The Dr. Lorna Breen Heroes' Foundation, established by Dr. Breen's family following her death by suicide on April 26, 2020, has become the most visible advocacy organization addressing physician mental health in the United States. The foundation's efforts have been instrumental in several concrete policy achievements: the passage of the Dr. Lorna Breen Health Care Provider Protection Act, successful advocacy campaigns to remove or modify mental health disclosure questions on state medical licensing applications (with 27 states having made changes as of 2024), and the development of educational resources addressing stigma, help-seeking, and systemic burnout drivers.
The foundation's approach is notable for its emphasis on systemic rather than individual solutions. Rather than urging physicians to "seek help," the foundation advocates for removing barriers to help-seeking and restructuring the environments that create the need for help in the first place. For physicians in Broken Arrow, Oklahoma, the foundation's work has tangible local relevance: changes in licensing board questions may directly affect local physicians' willingness to seek mental health treatment. "Physicians' Untold Stories" supports the foundation's mission by contributing to the cultural shift it advocates—a shift toward acknowledging that physicians are human, that their emotional responses to extraordinary clinical experiences are assets rather than liabilities, and that the work of healing exacts a toll that deserves recognition, not punishment.
How This Book Can Help You
Oklahoma, where Native American healing traditions and Western medicine operate side by side at institutions like the Cherokee Nation Health System and OU Medical Center, offers a unique perspective on the unexplained clinical phenomena Dr. Kolbaba documents in Physicians' Untold Stories. The state's tribal physicians and traditional healers have long recognized the existence of experiences at the boundary of life and death that resist scientific explanation—the same kinds of phenomena that Dr. Kolbaba, trained in the rigorous evidence-based tradition of Mayo Clinic and practicing at Northwestern Medicine in Illinois, found himself compelled to investigate and share.

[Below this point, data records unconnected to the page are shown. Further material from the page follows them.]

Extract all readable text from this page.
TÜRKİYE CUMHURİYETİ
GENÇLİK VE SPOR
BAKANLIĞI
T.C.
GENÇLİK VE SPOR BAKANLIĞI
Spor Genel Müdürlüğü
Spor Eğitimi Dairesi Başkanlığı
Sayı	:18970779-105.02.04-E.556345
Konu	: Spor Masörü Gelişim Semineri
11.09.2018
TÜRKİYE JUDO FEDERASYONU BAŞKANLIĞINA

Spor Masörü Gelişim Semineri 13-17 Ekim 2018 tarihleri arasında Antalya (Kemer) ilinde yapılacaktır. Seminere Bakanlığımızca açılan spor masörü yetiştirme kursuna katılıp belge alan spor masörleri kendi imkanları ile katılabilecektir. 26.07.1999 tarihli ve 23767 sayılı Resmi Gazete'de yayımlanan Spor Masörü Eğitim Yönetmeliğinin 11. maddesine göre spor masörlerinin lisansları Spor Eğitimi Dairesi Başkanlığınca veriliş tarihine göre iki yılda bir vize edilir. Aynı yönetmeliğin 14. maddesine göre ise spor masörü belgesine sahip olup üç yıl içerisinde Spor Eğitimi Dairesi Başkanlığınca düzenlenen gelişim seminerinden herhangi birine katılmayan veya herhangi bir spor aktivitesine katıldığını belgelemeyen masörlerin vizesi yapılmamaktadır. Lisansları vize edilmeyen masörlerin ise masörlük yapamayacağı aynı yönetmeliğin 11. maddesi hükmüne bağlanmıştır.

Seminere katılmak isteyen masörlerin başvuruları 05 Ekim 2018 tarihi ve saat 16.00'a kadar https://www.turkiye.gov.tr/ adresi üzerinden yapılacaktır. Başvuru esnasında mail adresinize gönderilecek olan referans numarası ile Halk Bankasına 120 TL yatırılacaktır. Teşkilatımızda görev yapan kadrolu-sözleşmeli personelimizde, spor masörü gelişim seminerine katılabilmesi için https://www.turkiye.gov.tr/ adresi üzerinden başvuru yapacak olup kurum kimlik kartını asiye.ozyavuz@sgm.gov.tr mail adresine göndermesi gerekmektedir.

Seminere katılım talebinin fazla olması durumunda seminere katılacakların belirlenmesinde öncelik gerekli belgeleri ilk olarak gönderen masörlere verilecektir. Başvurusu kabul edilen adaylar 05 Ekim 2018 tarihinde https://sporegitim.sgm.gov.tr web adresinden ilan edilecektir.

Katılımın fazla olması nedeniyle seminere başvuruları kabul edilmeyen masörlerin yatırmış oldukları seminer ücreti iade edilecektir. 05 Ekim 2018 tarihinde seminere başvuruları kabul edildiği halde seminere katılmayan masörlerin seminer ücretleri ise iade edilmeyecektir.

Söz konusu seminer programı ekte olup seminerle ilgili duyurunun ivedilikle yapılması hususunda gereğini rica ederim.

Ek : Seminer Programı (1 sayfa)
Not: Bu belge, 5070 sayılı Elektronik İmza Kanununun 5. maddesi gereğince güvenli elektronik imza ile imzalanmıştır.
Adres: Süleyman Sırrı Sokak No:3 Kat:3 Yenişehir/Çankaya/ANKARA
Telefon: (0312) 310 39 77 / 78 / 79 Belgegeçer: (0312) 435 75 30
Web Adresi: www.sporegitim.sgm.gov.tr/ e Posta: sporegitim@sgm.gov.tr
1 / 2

The book's relevance near Broken Arrow, Oklahoma extends beyond individual readers to institutional conversations about how Southwest hospitals should accommodate the spiritual dimensions of patient care. Should hospital design include spaces for traditional ceremonies? Should intake forms ask about spiritual practices? Should chaplaincy teams include traditional healers? This book makes these questions urgent.


About the Author
Dr. Scott J. Kolbaba, MD is an internist at Northwestern Medicine. Mayo Clinic trained, he spent three years interviewing 200+ physicians about their most extraordinary experiences.
Medical Fact
The cornea is the only part of the human body with no blood supply — it receives oxygen directly from the air.